What the Deal Actually Needs to Include
The Newsom-Anthropic agreement is described primarily in terms of access and availability. The organizational challenge it actually creates is a coordination problem: how do you ensure that tens of thousands of government workers develop not just exposure to an AI tool, but the adaptive expertise needed to use it accurately and critically across novel tasks? Hatano and Inagaki (1986) distinguish routine expertise, the ability to execute familiar procedures, from adaptive expertise, the ability to apply principled understanding to unfamiliar situations.
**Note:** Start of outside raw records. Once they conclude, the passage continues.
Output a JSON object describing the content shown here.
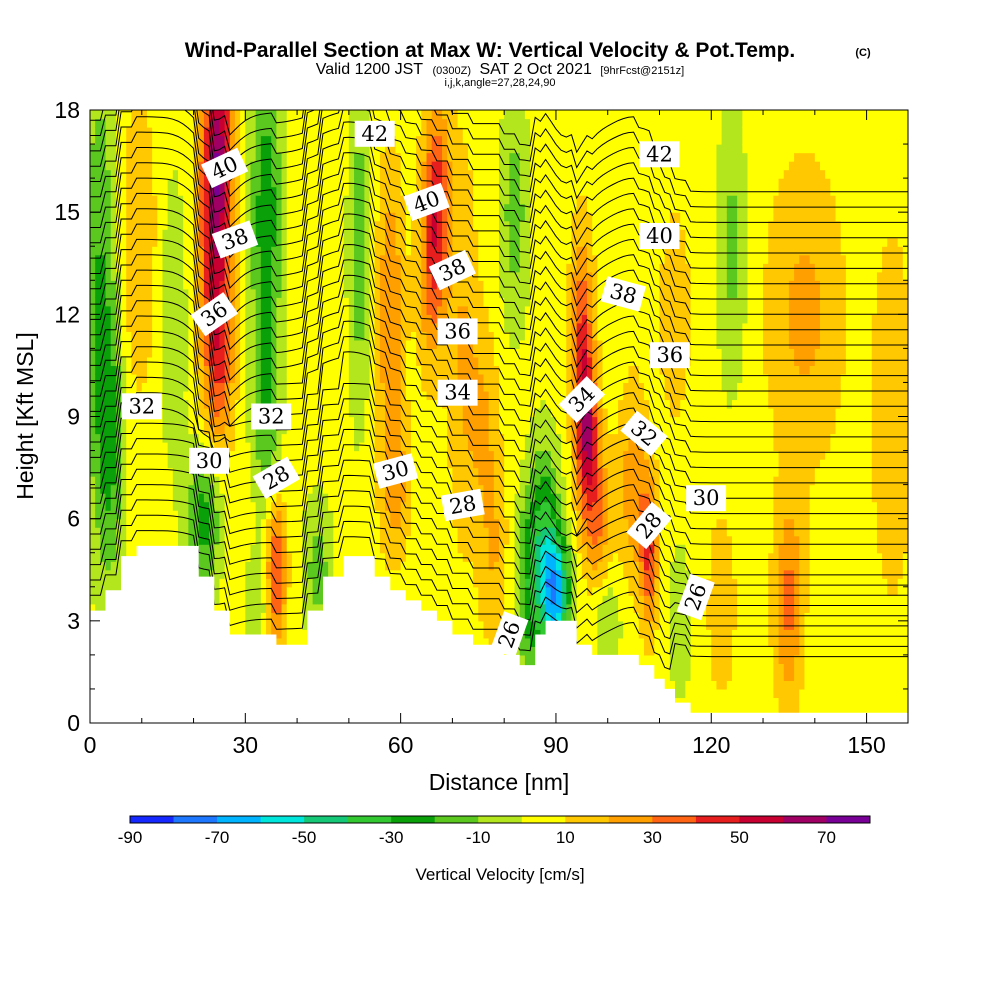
{
  "chart_data": {
    "type": "heatmap",
    "title": "Wind-Parallel Section at Max W: Vertical Velocity & Pot.Temp.",
    "title_tag": "(C)",
    "subtitle_prefix": "Valid 1200 JST",
    "subtitle_utc": "(0300Z)",
    "subtitle_date": "SAT 2 Oct 2021",
    "subtitle_fcst": "[9hrFcst@2151z]",
    "subtitle2": "i,j,k,angle=27,28,24,90",
    "xlabel": "Distance [nm]",
    "ylabel": "Height [Kft MSL]",
    "xlim": [
      0,
      158
    ],
    "ylim": [
      0,
      18
    ],
    "xticks": [
      0,
      30,
      60,
      90,
      120,
      150
    ],
    "yticks": [
      0,
      3,
      6,
      9,
      12,
      15,
      18
    ],
    "colorbar": {
      "title": "Vertical Velocity [cm/s]",
      "ticks": [
        -90,
        -70,
        -50,
        -30,
        -10,
        10,
        30,
        50,
        70
      ],
      "levels": [
        -90,
        -80,
        -70,
        -60,
        -50,
        -40,
        -30,
        -20,
        -10,
        0,
        10,
        20,
        30,
        40,
        50,
        60,
        70
      ],
      "colors": [
        "#1428ff",
        "#1e78ff",
        "#00b4ff",
        "#00e6dc",
        "#14c878",
        "#32c832",
        "#0aa00a",
        "#5ac81e",
        "#b4e61e",
        "#ffff00",
        "#ffc800",
        "#ffa000",
        "#ff6414",
        "#e61e1e",
        "#c80032",
        "#a00064",
        "#780096"
      ]
    },
    "background_velocity": 5,
    "velocity_features": [
      {
        "x": 2,
        "y": 13,
        "w": -25,
        "sx": 2.5,
        "sy": 5
      },
      {
        "x": 4,
        "y": 8,
        "w": -20,
        "sx": 2,
        "sy": 3
      },
      {
        "x": 9,
        "y": 14,
        "w": 15,
        "sx": 3,
        "sy": 3
      },
      {
        "x": 16,
        "y": 12,
        "w": -15,
        "sx": 2,
        "sy": 3
      },
      {
        "x": 24,
        "y": 14.5,
        "w": 42,
        "sx": 2.2,
        "sy": 3
      },
      {
        "x": 25,
        "y": 17,
        "w": 35,
        "sx": 2,
        "sy": 2
      },
      {
        "x": 25,
        "y": 10.5,
        "w": 25,
        "sx": 2,
        "sy": 2
      },
      {
        "x": 34,
        "y": 15,
        "w": -32,
        "sx": 2.2,
        "sy": 3.5
      },
      {
        "x": 34,
        "y": 9,
        "w": -20,
        "sx": 2,
        "sy": 2
      },
      {
        "x": 22,
        "y": 6,
        "w": -30,
        "sx": 2.5,
        "sy": 1.5
      },
      {
        "x": 36,
        "y": 4.5,
        "w": 38,
        "sx": 1.3,
        "sy": 1.5
      },
      {
        "x": 32,
        "y": 3.5,
        "w": -15,
        "sx": 1.5,
        "sy": 1
      },
      {
        "x": 44,
        "y": 4.5,
        "w": -20,
        "sx": 2,
        "sy": 1.5
      },
      {
        "x": 52,
        "y": 14,
        "w": -22,
        "sx": 1.5,
        "sy": 3.5
      },
      {
        "x": 58,
        "y": 12,
        "w": 25,
        "sx": 1.8,
        "sy": 3
      },
      {
        "x": 59,
        "y": 7,
        "w": 18,
        "sx": 2,
        "sy": 1.5
      },
      {
        "x": 67,
        "y": 15.5,
        "w": 35,
        "sx": 1.8,
        "sy": 2
      },
      {
        "x": 66,
        "y": 13,
        "w": 22,
        "sx": 2,
        "sy": 2
      },
      {
        "x": 72,
        "y": 11,
        "w": 15,
        "sx": 2,
        "sy": 4
      },
      {
        "x": 76,
        "y": 9,
        "w": 15,
        "sx": 2,
        "sy": 2
      },
      {
        "x": 82,
        "y": 15,
        "w": -20,
        "sx": 2,
        "sy": 2.5
      },
      {
        "x": 78,
        "y": 5,
        "w": 15,
        "sx": 2,
        "sy": 2
      },
      {
        "x": 85,
        "y": 4,
        "w": -30,
        "sx": 2,
        "sy": 2
      },
      {
        "x": 88,
        "y": 5.5,
        "w": -32,
        "sx": 2,
        "sy": 2
      },
      {
        "x": 90,
        "y": 3.8,
        "w": -65,
        "sx": 1.8,
        "sy": 1.2
      },
      {
        "x": 96,
        "y": 8.5,
        "w": 50,
        "sx": 1.5,
        "sy": 1.5
      },
      {
        "x": 95,
        "y": 11.5,
        "w": 35,
        "sx": 1.5,
        "sy": 2
      },
      {
        "x": 98,
        "y": 6,
        "w": 25,
        "sx": 2,
        "sy": 1.5
      },
      {
        "x": 105,
        "y": 7,
        "w": 22,
        "sx": 2,
        "sy": 2
      },
      {
        "x": 108,
        "y": 5,
        "w": 35,
        "sx": 1.2,
        "sy": 1.5
      },
      {
        "x": 100,
        "y": 3,
        "w": -15,
        "sx": 2,
        "sy": 1
      },
      {
        "x": 114,
        "y": 3,
        "w": -15,
        "sx": 1.5,
        "sy": 1.5
      },
      {
        "x": 113,
        "y": 12,
        "w": 15,
        "sx": 2,
        "sy": 2
      },
      {
        "x": 124,
        "y": 14,
        "w": -18,
        "sx": 2,
        "sy": 3
      },
      {
        "x": 122,
        "y": 3.5,
        "w": 12,
        "sx": 2,
        "sy": 2
      },
      {
        "x": 135,
        "y": 3.5,
        "w": 28,
        "sx": 2,
        "sy": 2
      },
      {
        "x": 138,
        "y": 12,
        "w": 18,
        "sx": 5,
        "sy": 3
      },
      {
        "x": 145,
        "y": 2.5,
        "w": -5,
        "sx": 4,
        "sy": 1.5
      },
      {
        "x": 155,
        "y": 9,
        "w": 12,
        "sx": 3,
        "sy": 4
      }
    ],
    "terrain": [
      [
        0,
        3.3
      ],
      [
        3,
        3.3
      ],
      [
        3,
        3.9
      ],
      [
        6,
        3.9
      ],
      [
        6,
        4.9
      ],
      [
        9,
        4.9
      ],
      [
        9,
        5.2
      ],
      [
        21,
        5.2
      ],
      [
        21,
        4.3
      ],
      [
        24,
        4.3
      ],
      [
        24,
        3.3
      ],
      [
        27,
        3.3
      ],
      [
        27,
        2.6
      ],
      [
        30,
        2.6
      ],
      [
        30,
        2.6
      ],
      [
        36,
        2.6
      ],
      [
        36,
        2.3
      ],
      [
        42,
        2.3
      ],
      [
        42,
        3.3
      ],
      [
        45,
        3.3
      ],
      [
        45,
        4.3
      ],
      [
        49,
        4.3
      ],
      [
        49,
        4.9
      ],
      [
        55,
        4.9
      ],
      [
        55,
        4.3
      ],
      [
        58,
        4.3
      ],
      [
        58,
        3.9
      ],
      [
        61,
        3.9
      ],
      [
        61,
        3.6
      ],
      [
        64,
        3.6
      ],
      [
        64,
        3.3
      ],
      [
        67,
        3.3
      ],
      [
        67,
        3.0
      ],
      [
        70,
        3.0
      ],
      [
        70,
        2.6
      ],
      [
        74,
        2.6
      ],
      [
        74,
        2.3
      ],
      [
        80,
        2.3
      ],
      [
        80,
        2.0
      ],
      [
        83,
        2.0
      ],
      [
        83,
        1.7
      ],
      [
        86,
        1.7
      ],
      [
        86,
        2.6
      ],
      [
        88,
        2.6
      ],
      [
        88,
        3.0
      ],
      [
        94,
        3.0
      ],
      [
        94,
        2.3
      ],
      [
        97,
        2.3
      ],
      [
        97,
        2.0
      ],
      [
        106,
        2.0
      ],
      [
        106,
        1.7
      ],
      [
        109,
        1.7
      ],
      [
        109,
        1.3
      ],
      [
        111,
        1.3
      ],
      [
        111,
        1.0
      ],
      [
        113,
        1.0
      ],
      [
        113,
        0.6
      ],
      [
        116,
        0.6
      ],
      [
        116,
        0.3
      ],
      [
        158,
        0.3
      ]
    ],
    "theta_levels": [
      26,
      26.5,
      27,
      27.5,
      28,
      28.5,
      29,
      29.5,
      30,
      30.5,
      31,
      31.5,
      32,
      32.5,
      33,
      33.5,
      34,
      34.5,
      35,
      35.5,
      36,
      36.5,
      37,
      37.5,
      38,
      38.5,
      39,
      39.5,
      40,
      40.5,
      41,
      41.5,
      42,
      42.5
    ],
    "contour_labels": [
      {
        "text": "42",
        "x": 55,
        "y": 17.3,
        "rot": 0
      },
      {
        "text": "42",
        "x": 110,
        "y": 16.7,
        "rot": 0
      },
      {
        "text": "40",
        "x": 26,
        "y": 16.3,
        "rot": -25
      },
      {
        "text": "40",
        "x": 65,
        "y": 15.3,
        "rot": -20
      },
      {
        "text": "40",
        "x": 110,
        "y": 14.3,
        "rot": 0
      },
      {
        "text": "38",
        "x": 28,
        "y": 14.2,
        "rot": -20
      },
      {
        "text": "38",
        "x": 70,
        "y": 13.3,
        "rot": -25
      },
      {
        "text": "38",
        "x": 103,
        "y": 12.6,
        "rot": 15
      },
      {
        "text": "36",
        "x": 24,
        "y": 12.0,
        "rot": -35
      },
      {
        "text": "36",
        "x": 71,
        "y": 11.5,
        "rot": 0
      },
      {
        "text": "36",
        "x": 112,
        "y": 10.8,
        "rot": 0
      },
      {
        "text": "34",
        "x": 71,
        "y": 9.7,
        "rot": 0
      },
      {
        "text": "34",
        "x": 95,
        "y": 9.5,
        "rot": -45
      },
      {
        "text": "32",
        "x": 10,
        "y": 9.3,
        "rot": 0
      },
      {
        "text": "32",
        "x": 35,
        "y": 9.0,
        "rot": 0
      },
      {
        "text": "32",
        "x": 107,
        "y": 8.5,
        "rot": 40
      },
      {
        "text": "30",
        "x": 23,
        "y": 7.7,
        "rot": 0
      },
      {
        "text": "30",
        "x": 59,
        "y": 7.4,
        "rot": -15
      },
      {
        "text": "30",
        "x": 119,
        "y": 6.6,
        "rot": 0
      },
      {
        "text": "28",
        "x": 36,
        "y": 7.2,
        "rot": -30
      },
      {
        "text": "28",
        "x": 72,
        "y": 6.4,
        "rot": -10
      },
      {
        "text": "28",
        "x": 108,
        "y": 5.8,
        "rot": -50
      },
      {
        "text": "26",
        "x": 81,
        "y": 2.6,
        "rot": -70
      },
      {
        "text": "26",
        "x": 117,
        "y": 3.7,
        "rot": -70
      }
    ]
  }
}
Government work is full of unfamiliar situations. Routine expertise with Claude will not be enough.
If California's deal includes a serious investment in structural AI literacy, not just procedural onboarding, it could become a meaningful case study in how large institutions build genuine platform competence at scale. If it does not, it will be a large-scale demonstration of the awareness-capability gap that the ALC framework predicts. Either outcome is theoretically informative. Only one of them is good for California residents.
References
Gagrain, A., Naab, T. K., & Grub, J. (2024). Algorithmic media use and algorithm literacy. New Media & Society.
Gentner, D. (1983). Structure-mapping: A theoretical framework for analogy. Cognitive Science, 7(2), 155-170.
Hancock, J. T., Naaman, M., & Levy, K. (2020). AI-mediated communication: Definition, research agenda, and ethical considerations. Journal of Computer-Mediated Communication, 25(1), 89-100.
Hatano, G., & Inagaki, K. (1986). Two courses of expertise. Research and Clinical Center for Child Development Annual Report, 8, 27-36.
Kellogg, K. C., Valentine, M. A., & Christin, A. (2020). Algorithms at work: The new contested terrain of control. Academy of Management Annals, 14(1), 366-410.